Mercoledì 24 Aprile 2024

Sardegna da bere

Massimo Ruggero ha investito nei vigneti della Gallura per produrre nove etichette legate a cultura e tradizioni

Degustazioni di vino (Archivio)

Degustazioni di vino (Archivio)

ALL’OMBRA del santuario della Madonna ‘Regina di Gallura’, tra chiese campestri, siti nuragici, rovine medioevali, pinnacoli di granito, a due passi dalle spiagge immacolate della costa, la Sardegna arcaica si svela attraverso ordinate geometrie di filari di viti. Siddùra, frazione di Luogosanto (‘Locusantu’ in gallurese) è un paradiso naturale, un paesaggio selvatico e aspro, punteggiato di fitte foreste di sugheri e profumato dalle fragranze della macchia mediterranea. Colline accarezzate da una leggera brezza marina, che attenua le calde temperature estive. Qui dieci anni fa un sardo verace, Massimo Ruggero, e un tedesco altrettanto verace, Nathan Gottesdiener, entrambi imprenditori (il primo nell’edilizia, il secondo nella moda) decisero di cambiare vita e si misero a cercare terra da vino.

«LA TERRA tu credi di sceglierla, invece è lei che sceglie te», spiega adesso Massimo. E’ nata così Siddùra (in gallurese ‘sella’ dalla forma delle colline su cui si arrampicano i vigneti), 201 ettari, 30 a vigneto, sulle ceneri di una antica produzione vinicola che già negli anni Cinquanta del secolo scorso imbottigliava Vermentino da vendere sul vicino e florido mercato di La Maddalena. Missione chiara: far rivivere un territorio ricco di cultura e tradizioni attraverso vini (nove etichette fra Vermentini, Cannonau rossi e rosato, un passito e un internazionale) che non tradiscano il consumatore. Il vino buono nasce nel vigneto, come riflesso del terroir, questa la filosofia dei due soci.

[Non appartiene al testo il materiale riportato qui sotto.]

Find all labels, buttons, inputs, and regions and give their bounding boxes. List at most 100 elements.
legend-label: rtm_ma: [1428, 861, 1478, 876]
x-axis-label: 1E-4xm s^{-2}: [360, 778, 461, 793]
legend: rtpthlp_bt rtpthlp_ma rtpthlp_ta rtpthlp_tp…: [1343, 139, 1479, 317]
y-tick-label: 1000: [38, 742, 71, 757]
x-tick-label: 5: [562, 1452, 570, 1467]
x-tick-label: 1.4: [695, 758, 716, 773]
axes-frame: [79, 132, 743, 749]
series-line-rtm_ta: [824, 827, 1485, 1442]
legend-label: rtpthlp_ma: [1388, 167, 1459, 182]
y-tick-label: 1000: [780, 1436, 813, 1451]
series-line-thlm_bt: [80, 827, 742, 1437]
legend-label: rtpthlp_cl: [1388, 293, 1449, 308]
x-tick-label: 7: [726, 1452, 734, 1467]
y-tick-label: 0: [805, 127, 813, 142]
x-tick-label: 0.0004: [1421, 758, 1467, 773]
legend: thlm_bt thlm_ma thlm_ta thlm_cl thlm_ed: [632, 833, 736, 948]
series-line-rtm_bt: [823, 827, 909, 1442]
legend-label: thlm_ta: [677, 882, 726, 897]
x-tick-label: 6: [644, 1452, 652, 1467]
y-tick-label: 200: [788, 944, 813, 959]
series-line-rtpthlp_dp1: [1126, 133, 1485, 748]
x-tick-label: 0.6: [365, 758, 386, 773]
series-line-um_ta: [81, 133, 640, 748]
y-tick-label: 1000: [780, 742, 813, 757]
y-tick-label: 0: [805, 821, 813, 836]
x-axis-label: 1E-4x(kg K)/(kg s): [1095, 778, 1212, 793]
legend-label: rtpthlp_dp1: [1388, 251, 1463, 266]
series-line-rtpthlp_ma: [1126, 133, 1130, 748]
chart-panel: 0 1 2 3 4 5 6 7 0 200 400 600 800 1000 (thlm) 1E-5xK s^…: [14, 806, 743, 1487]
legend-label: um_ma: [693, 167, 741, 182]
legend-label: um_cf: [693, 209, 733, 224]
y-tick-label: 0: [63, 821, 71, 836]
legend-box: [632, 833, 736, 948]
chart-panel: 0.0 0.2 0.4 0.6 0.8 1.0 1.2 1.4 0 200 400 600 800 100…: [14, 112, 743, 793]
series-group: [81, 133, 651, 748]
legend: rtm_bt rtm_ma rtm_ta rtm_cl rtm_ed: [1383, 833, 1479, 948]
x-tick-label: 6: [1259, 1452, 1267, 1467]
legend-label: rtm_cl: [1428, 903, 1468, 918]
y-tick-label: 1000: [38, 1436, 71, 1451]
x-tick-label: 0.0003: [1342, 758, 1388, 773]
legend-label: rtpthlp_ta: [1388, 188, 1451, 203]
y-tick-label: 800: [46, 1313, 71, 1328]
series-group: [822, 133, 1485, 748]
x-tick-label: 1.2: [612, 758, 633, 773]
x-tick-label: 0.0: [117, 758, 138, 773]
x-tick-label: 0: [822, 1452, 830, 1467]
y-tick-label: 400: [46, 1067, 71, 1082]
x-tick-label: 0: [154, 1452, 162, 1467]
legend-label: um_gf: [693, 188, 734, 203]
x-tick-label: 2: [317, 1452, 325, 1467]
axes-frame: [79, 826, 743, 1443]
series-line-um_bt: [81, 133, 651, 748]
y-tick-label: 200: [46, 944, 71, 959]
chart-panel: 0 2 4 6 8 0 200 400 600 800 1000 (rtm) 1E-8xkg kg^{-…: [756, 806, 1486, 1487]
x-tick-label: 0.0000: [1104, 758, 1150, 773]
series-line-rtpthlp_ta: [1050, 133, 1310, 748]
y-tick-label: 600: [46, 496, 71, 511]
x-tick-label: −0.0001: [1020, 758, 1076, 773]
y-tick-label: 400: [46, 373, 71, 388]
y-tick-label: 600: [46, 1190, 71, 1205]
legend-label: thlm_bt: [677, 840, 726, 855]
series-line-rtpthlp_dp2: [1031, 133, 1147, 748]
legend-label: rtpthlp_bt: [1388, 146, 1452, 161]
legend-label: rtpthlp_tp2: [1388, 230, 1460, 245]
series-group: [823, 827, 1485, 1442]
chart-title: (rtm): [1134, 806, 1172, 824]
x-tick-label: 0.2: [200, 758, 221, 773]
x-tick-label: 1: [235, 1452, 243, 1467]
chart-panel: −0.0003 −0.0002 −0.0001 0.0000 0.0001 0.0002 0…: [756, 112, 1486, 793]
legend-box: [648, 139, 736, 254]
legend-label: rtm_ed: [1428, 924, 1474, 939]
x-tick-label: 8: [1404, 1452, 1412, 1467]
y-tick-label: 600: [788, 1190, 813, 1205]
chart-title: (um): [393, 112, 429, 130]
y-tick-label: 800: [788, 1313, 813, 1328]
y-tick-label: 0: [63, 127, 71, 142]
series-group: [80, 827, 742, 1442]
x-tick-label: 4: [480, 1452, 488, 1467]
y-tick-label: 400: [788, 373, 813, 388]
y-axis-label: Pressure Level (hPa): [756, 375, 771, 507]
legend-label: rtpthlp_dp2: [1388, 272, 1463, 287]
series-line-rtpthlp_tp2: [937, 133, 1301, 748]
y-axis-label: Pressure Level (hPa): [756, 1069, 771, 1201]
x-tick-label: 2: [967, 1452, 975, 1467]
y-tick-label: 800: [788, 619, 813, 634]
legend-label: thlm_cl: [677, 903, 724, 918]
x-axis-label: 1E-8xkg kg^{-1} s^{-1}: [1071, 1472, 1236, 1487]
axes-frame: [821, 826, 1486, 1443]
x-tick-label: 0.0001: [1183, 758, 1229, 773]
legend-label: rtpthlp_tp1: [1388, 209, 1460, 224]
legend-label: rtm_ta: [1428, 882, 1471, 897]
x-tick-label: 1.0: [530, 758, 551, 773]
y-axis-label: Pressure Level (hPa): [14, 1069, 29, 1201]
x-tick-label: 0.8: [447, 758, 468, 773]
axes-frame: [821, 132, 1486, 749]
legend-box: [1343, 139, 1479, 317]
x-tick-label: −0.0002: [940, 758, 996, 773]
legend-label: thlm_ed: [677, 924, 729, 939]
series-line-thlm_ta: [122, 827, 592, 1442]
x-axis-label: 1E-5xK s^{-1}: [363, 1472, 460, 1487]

«QUINDI – spiega ancora Massimo – raccolti limitati per garantire la massima qualità, vendemmia selettiva a mano, microvinificazione e invecchiamento nelle migliori botti francesi di quercia». Sardegna arcaica, ma innovazione in vigna e cantina. Qui si fanno i conti anche col cambiamento climatico, con gli effetti del riscaldamento globale. Piogge copiose e improvvisa siccità. Gelate e alluvioni. A Siddùra è stata creata una stazione meteo, capace di mappare e prevedere le variazioni climatiche della settimana nei campi. Il senso è: trasformare i mutamenti climatici in vantaggi, prevenire i rischi di malattia della pianta.

«ARRIVARE a soluzioni innovative prima degli altri – insiste Ruggero – è condizione fondamentale per mantenere un alto livello di qualità dei propri vini». E la qualità dei vini Siddùra ha ricevuto riconoscimenti internazionali, James Suckling, Wine Enthusiast e Wine Advocate di Robert Parker, oltre che sulle guide italiane del buon bere. Cuore sardo e anima internazionale: «Uno degli obiettivi di Siddùra è quello di portare il marchio Sardegna nel mondo, promuovendo l’unicità del suo terroir capace di generare vitigni autoctoni con caratteristiche peculiari», continua Ruggero. «Questa è terra di bianchi, il Vermentino è la nostra identità, il rosso è nuova possibilità. Il Cannonau, il rosso della Barbagia interna, si sta adattando bene al clima secco della Gallura».

SIDDURA oggi produce 250.000 bottiglie circa, con il 20% di export. «Sono certo che un’adeguata promozione dei vitigni sardi possa accendere i riflettori a livello mondiale sulla nostra Isola, famosa non solo per la sua bellezza ma anche per la longevità dei suoi abitanti». Siddùra è fortissima nell’isola, in particolare in Gallura e in Costa Smeralda. Ma l’export diventa sempre più un’esigenza identitaria, oltre che strategica e commerciale, per la cantina di Luogosanto. La Germania resta il principale mercato, seguita dalla Svizzera. «Il mercato tedesco, dunque, come una grande sfida, soprattutto perché apprezza i vini di qualità ed è in grado di pagarli bene».